II. Les Remontrants aux Sociniens ont aussi adopté cette fiction, l’ayant drainée soit des inventions des Juifs (qui soutiennent que Dieu employait des anges comme collaborateurs[synergiques] dans la création), soit des fossés des philosophes (qui enseignaient que l’être suprême faisait ce monde inférieur avec l’aide des démons ou des genii). Leur but est d’arracher et d’affaiblir l’argument qui couronne la divinité du Christ (que nous tirons des œuvres de la création). Mais nous rejetons ce dogme comme étant téméraire et blasphématoire. Nous soutenons également que le pouvoir de créer est propre à Dieu seul et incommunicable à tout autre.

III. (1) Dieu revendique la création pour lui-même seul : « Je suis le Seigneur qui fait toutes choses, qui étend les cieux seuls » (Es 44,24) à l’exclusion de toute créature, « qui répand la terre par moi-même » et par conséquent par aucun autre instrument, « J’ai fait la terre, et créé l’homme sur elle : Moi, mes mains, j’ai étendu les cieux et toute leur armée, j’ai commandé » (Es. 45:12) ; « Car ainsi parle le Seigneur qui a créé les cieux ; Dieu lui-même qui a formé la terre et l’a faite ; je suis le Seigneur et il n’y a personne d’autre » (Es. 45:18) prouvant que seul lui est Jéhovah, car lui seul est Créateur. « Qui a mesuré les eaux au creux de sa main, qui a rencontré le ciel avec la travée, qui a compris la poussière de la terre avec mesure, et qui a pesé les montagnes en balance, et les collines en balance ? » (Es. 40:12) ; « N’as-tu pas entendu que le Dieu éternel, le Seigneur, le Créateur des extrémités de la terre, ne tombe pas ? » (Es 40,28) ; « qui seul étend les cieux et marche sur les flots de la mer » (Job 9,8) ; et dans de nombreux autres passages. D’où le nom de « Créateur » qui lui est généralement appliqué singulièrement (comme propre et incommunicable), ce qui ne pourrait être dit si le pouvoir créateur pouvait être communiqué aux autres).

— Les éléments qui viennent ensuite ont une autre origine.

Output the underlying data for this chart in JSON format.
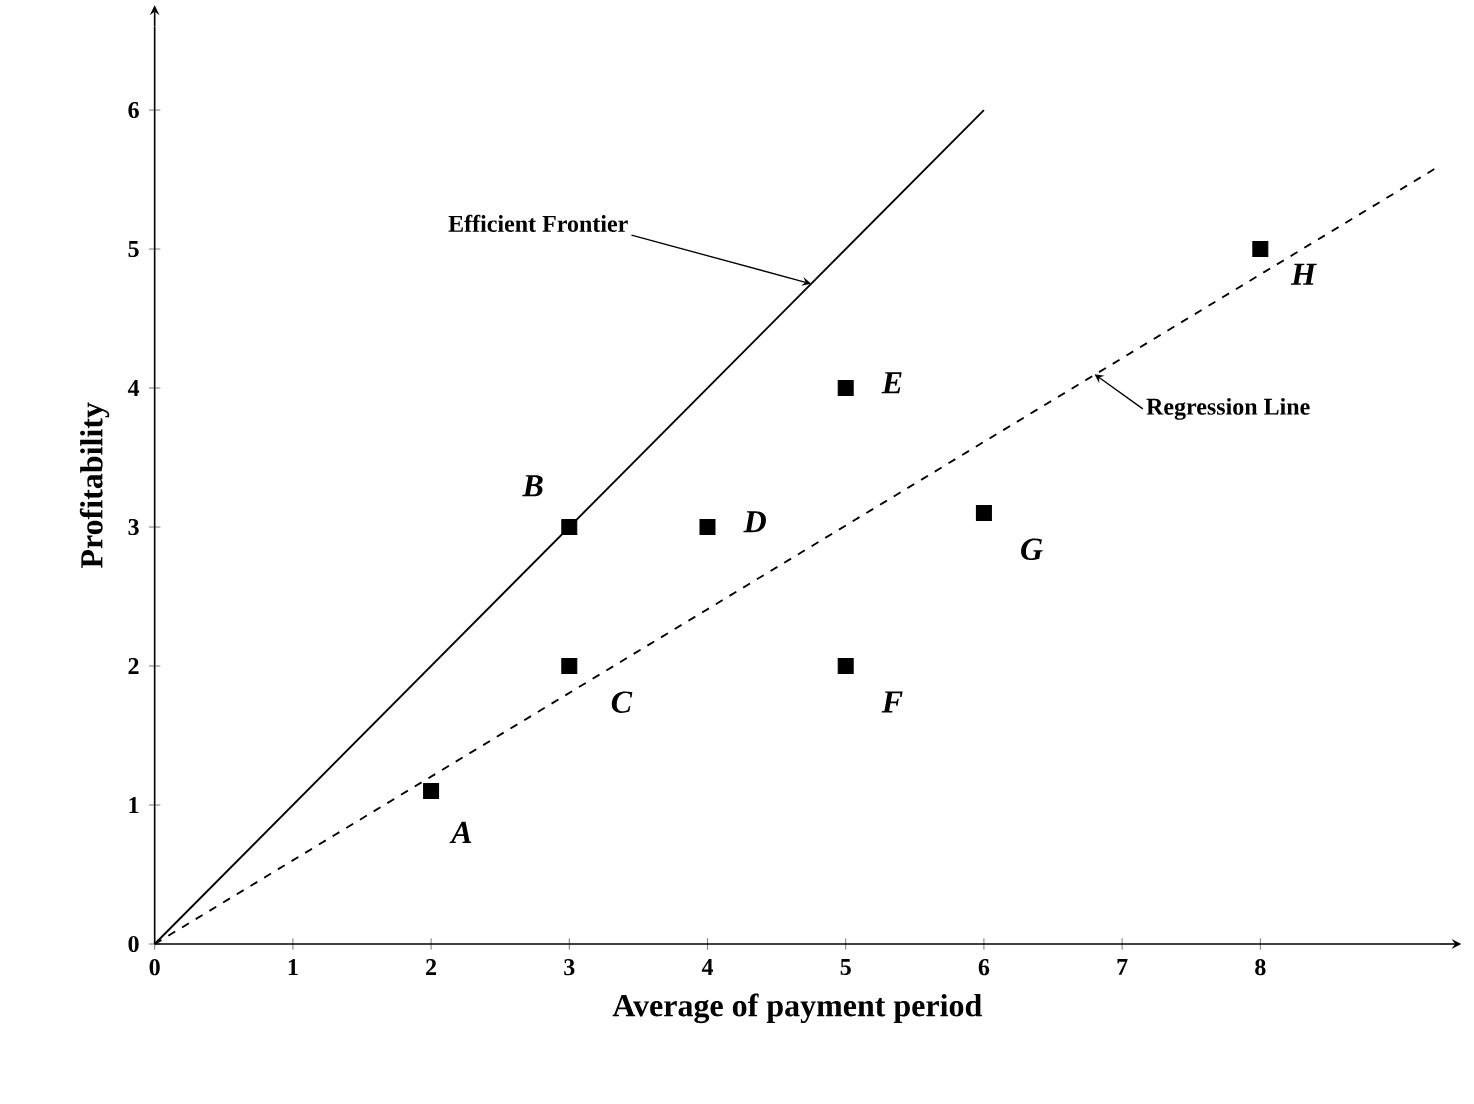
{
  "chart_data": {
    "type": "scatter",
    "xlabel": "Average of payment period",
    "ylabel": "Profitability",
    "xlim": [
      0,
      9.3
    ],
    "ylim": [
      0,
      6.6
    ],
    "xticks": [
      0,
      1,
      2,
      3,
      4,
      5,
      6,
      7,
      8
    ],
    "yticks": [
      0,
      1,
      2,
      3,
      4,
      5,
      6
    ],
    "grid": false,
    "series": [
      {
        "x": [
          2,
          3,
          3,
          4,
          5,
          5,
          6,
          8
        ],
        "values": [
          1.1,
          3,
          2,
          3,
          4,
          2,
          3.1,
          5
        ],
        "color": "#000000",
        "marker": "square"
      },
      {
        "type": "line",
        "x": [
          0,
          6
        ],
        "values": [
          0,
          6
        ],
        "color": "#000000",
        "line_style": "solid"
      },
      {
        "type": "line",
        "x": [
          0,
          9.3
        ],
        "values": [
          0,
          5.6
        ],
        "color": "#000000",
        "line_style": "dashed"
      }
    ],
    "annotations": [
      {
        "text": "A",
        "x": 2,
        "y": 1.1
      },
      {
        "text": "B",
        "x": 3,
        "y": 3
      },
      {
        "text": "C",
        "x": 3,
        "y": 2
      },
      {
        "text": "D",
        "x": 4,
        "y": 3
      },
      {
        "text": "E",
        "x": 5,
        "y": 4
      },
      {
        "text": "F",
        "x": 5,
        "y": 2
      },
      {
        "text": "G",
        "x": 6,
        "y": 3.1
      },
      {
        "text": "H",
        "x": 8,
        "y": 5
      },
      {
        "text": "Efficient Frontier",
        "x": 4.75,
        "y": 4.75
      },
      {
        "text": "Regression Line",
        "x": 6.8,
        "y": 4.1
      }
    ]
  }
}
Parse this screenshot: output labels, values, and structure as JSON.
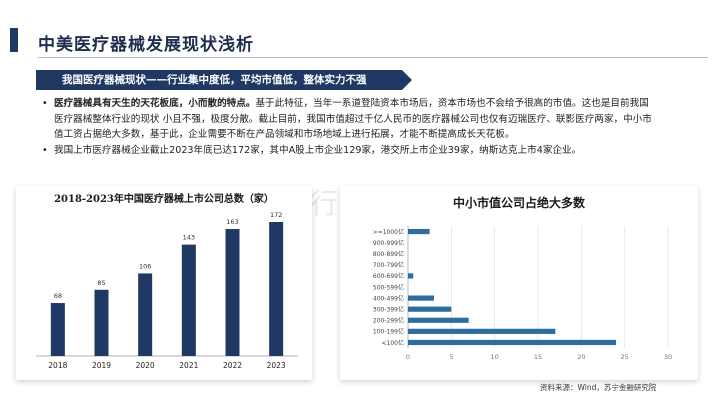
{
  "header": {
    "title": "中美医疗器械发展现状浅析"
  },
  "banner": {
    "text": "我国医疗器械现状——行业集中度低，平均市值低，整体实力不强"
  },
  "bullets": [
    {
      "bold": "医疗器械具有天生的天花板底，小而散的特点。",
      "text": "基于此特征，当年一系道登陆资本市场后，资本市场也不会给予很高的市值。这也是目前我国医疗器械整体行业的现状  小且不强，极度分散。截止目前，我国市值超过千亿人民币的医疗器械公司也仅有迈瑞医疗、联影医疗两家，中小市值工资占据绝大多数，基于此，企业需要不断在产品领域和市场地域上进行拓展，才能不断提高成长天花板。"
    },
    {
      "bold": "",
      "text": "我国上市医疗器械企业截止2023年底已达172家，其中A股上市企业129家，港交所上市企业39家，纳斯达克上市4家企业。"
    }
  ],
  "watermark": "n的行研笔",
  "source": "资料来源：Wind，苏宁金融研究院",
  "chart_data": [
    {
      "type": "bar",
      "title": "2018-2023年中国医疗器械上市公司总数（家）",
      "categories": [
        "2018",
        "2019",
        "2020",
        "2021",
        "2022",
        "2023"
      ],
      "values": [
        68,
        85,
        106,
        143,
        163,
        172
      ],
      "ylim": [
        0,
        190
      ],
      "color": "#1f3864",
      "grid": false
    },
    {
      "type": "bar",
      "orientation": "horizontal",
      "title": "中小市值公司占绝大多数",
      "categories": [
        "<100亿",
        "100-199亿",
        "200-299亿",
        "300-399亿",
        "400-499亿",
        "500-599亿",
        "600-699亿",
        "700-799亿",
        "800-899亿",
        "900-999亿",
        ">=1000亿"
      ],
      "values": [
        24,
        17,
        7,
        5,
        3,
        0,
        0.6,
        0,
        0,
        0,
        2.5
      ],
      "xticks": [
        0,
        5,
        10,
        15,
        20,
        25,
        30
      ],
      "xlim": [
        0,
        30
      ],
      "color": "#2e6e9e",
      "grid": true
    }
  ]
}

IV. (2) Par cette marque, Dieu se distingue des idoles et des faux dieux des païens : « Les dieux qui n’ont pas fait les cieux et la terre, ils périront de la terre », mais l’Éternel est le vrai Dieu « qui a fait la terre par sa puissance et affermi le monde par sa sagesse » (Jr 10,11.12) ; « Car tous les dieux des nations sont idoles, et l’Éternel a fait les cieux » (Ps 96,5). Ainsi Ezéchias distingue le vrai Dieu de tous les faux dieux par cette marque : « Tu as fait le ciel et la terre  » (Es 37,16). Cela n’est pas non plus nié seulement aux faux dieux, mais aussi à toutes les créatures, alors qu’il est attribué à Dieu seul.

V. (3) La création est une œuvre d’une puissance infinie. Il ne peut donc pas être réalisé par un être fini, pas même en tant qu’instrument physique (dont l’efficacité devrait être proportionnelle à la production de son effet). Elle exige plutôt une cause omnipotente. Cependant, il est évident qu’il doit être d’une puissance infinie, que cela se fait par un simple hochement de tête et une seule parole, et que la distance infinie entre l’être et rien ne doit être enlevée par lui. Car puisque l’être et rien ne s’opposent immédiatement et contradictoirement (et par cette distance sont séparés l’un de l’autre, plus grand que ce qui ne peut ni être ni être conçu), ils doivent se tenir infiniment séparés : non par une distance de perfection (comme Dieu se tient infiniment loin de ses créatures, et l’être infini se tient bien plus loin de rien que le fini, qui a moins de perfections) ; mais par une distance négative et contradictoire (selon laquelle l’être fini se tient également loin de rien avec l’infini car le fini également avec l’être infini n’est rien ni quelque chose). Que Dieu ne soit vraiment pas à partir de rien et ne puisse être résolu en rien (comme la créature) ne dépend pas de la distance de négation entre l’être et rien, mais de la distance infinie de perfection entre Dieu et ses créatures. En effet, bien que chaque créature soit finie, il ne s’ensuit pas qu’une puissance finie puisse suffire à la produire car il faut distinguer entre la chose elle-même et le mode de production. La substance produite doit être finie car rien d’infini ne peut être produit. Pourtant, le mode de production ne cesse pas d’appartenir au pouvoir infini parce qu’il faut de la toute-puissance pour faire sortir une créature du néant.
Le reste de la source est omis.